Schedule it for 3–5 days after signing — long enough to collect the intake questionnaire responses and deposit, short enough that the client still feels the momentum of starting.
Send an agenda in advance. Even a brief one (3–4 bullet points covering what you’ll discuss) signals that you’re organized and helps the client prepare.
Step 5: Send a written summary after the kickoff
After the kickoff meeting, send a written summary covering:
- Key decisions and confirmations made in the meeting
- Project timeline with milestones
- Any clarifications that came up
- Next steps and who’s responsible for each
This email creates a written record of the shared understanding at the start of the project. It’s a reference point if questions arise later, and it gives the client a chance to flag any misunderstandings before work begins.
The post-kickoff summary is the most useful document you’ll send in the entire project, and it takes 15 minutes to write.

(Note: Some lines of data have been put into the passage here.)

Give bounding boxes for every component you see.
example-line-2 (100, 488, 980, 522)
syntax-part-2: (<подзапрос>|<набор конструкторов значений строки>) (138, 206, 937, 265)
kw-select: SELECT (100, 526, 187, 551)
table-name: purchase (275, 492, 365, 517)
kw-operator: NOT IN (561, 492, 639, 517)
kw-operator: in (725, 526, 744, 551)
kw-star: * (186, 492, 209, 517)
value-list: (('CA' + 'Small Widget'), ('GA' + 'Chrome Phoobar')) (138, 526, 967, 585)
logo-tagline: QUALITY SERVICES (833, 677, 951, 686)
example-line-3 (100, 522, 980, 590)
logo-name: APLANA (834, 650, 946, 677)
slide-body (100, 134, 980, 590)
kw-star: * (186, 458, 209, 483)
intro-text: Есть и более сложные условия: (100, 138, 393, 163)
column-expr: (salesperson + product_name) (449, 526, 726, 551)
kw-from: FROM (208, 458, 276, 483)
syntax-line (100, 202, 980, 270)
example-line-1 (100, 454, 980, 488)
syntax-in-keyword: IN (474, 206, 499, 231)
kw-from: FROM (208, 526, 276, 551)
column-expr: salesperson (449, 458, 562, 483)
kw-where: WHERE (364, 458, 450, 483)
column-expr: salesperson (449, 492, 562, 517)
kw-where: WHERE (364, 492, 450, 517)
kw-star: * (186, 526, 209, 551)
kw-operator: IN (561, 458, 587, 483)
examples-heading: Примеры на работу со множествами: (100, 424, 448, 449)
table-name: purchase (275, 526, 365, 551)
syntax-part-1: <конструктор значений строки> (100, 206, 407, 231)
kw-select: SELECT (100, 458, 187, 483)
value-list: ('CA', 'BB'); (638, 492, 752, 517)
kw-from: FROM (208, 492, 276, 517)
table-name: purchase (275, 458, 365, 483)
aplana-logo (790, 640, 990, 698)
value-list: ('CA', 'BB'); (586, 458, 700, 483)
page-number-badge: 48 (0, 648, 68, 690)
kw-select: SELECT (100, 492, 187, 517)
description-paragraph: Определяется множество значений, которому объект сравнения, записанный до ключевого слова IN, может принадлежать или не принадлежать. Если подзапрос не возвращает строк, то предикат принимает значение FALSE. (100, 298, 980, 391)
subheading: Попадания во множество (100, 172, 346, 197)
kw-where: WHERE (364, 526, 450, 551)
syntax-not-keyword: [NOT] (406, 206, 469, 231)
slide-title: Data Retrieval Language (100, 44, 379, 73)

Make it a standard part of your process.
Step 6: Set up communication and project management tools
Within the first few days, establish the tools and cadence that will govern the project:
- Where will files be shared? (Google Drive, Dropbox, a project management tool)
- How should the client send feedback? (Email, a shared document, a commenting tool)
- How often will you provide updates? (Weekly status email, a standing call, milestone check-ins)
- What’s the best way to reach you for urgent questions?
The client doesn’t need to use sophisticated tools — but both parties should agree on a single channel for communication and a predictable update rhythm. Unclear communication channels are one of the most common sources of client frustration.
Step 7: Confirm the timeline and milestones in writing
Send a brief timeline document or include it in the post-kickoff summary. List the major milestones, the dates for client feedback windows, and the expected completion date. If there are dependencies (e.g., “this milestone requires you to deliver X by [date]”), call those out explicitly.
A shared written timeline does three things: it keeps the project on track, it gives you a basis for flagging delays, and it makes the client’s responsibilities visible — so when a delay happens on their end, it’s clear who owns it.
The entire onboarding process — welcome email through confirmed timeline — should take no more than a week. By the end of it, the client should feel confident about what’s happening, when, and how to reach you. That confidence is the foundation the rest of the project runs on.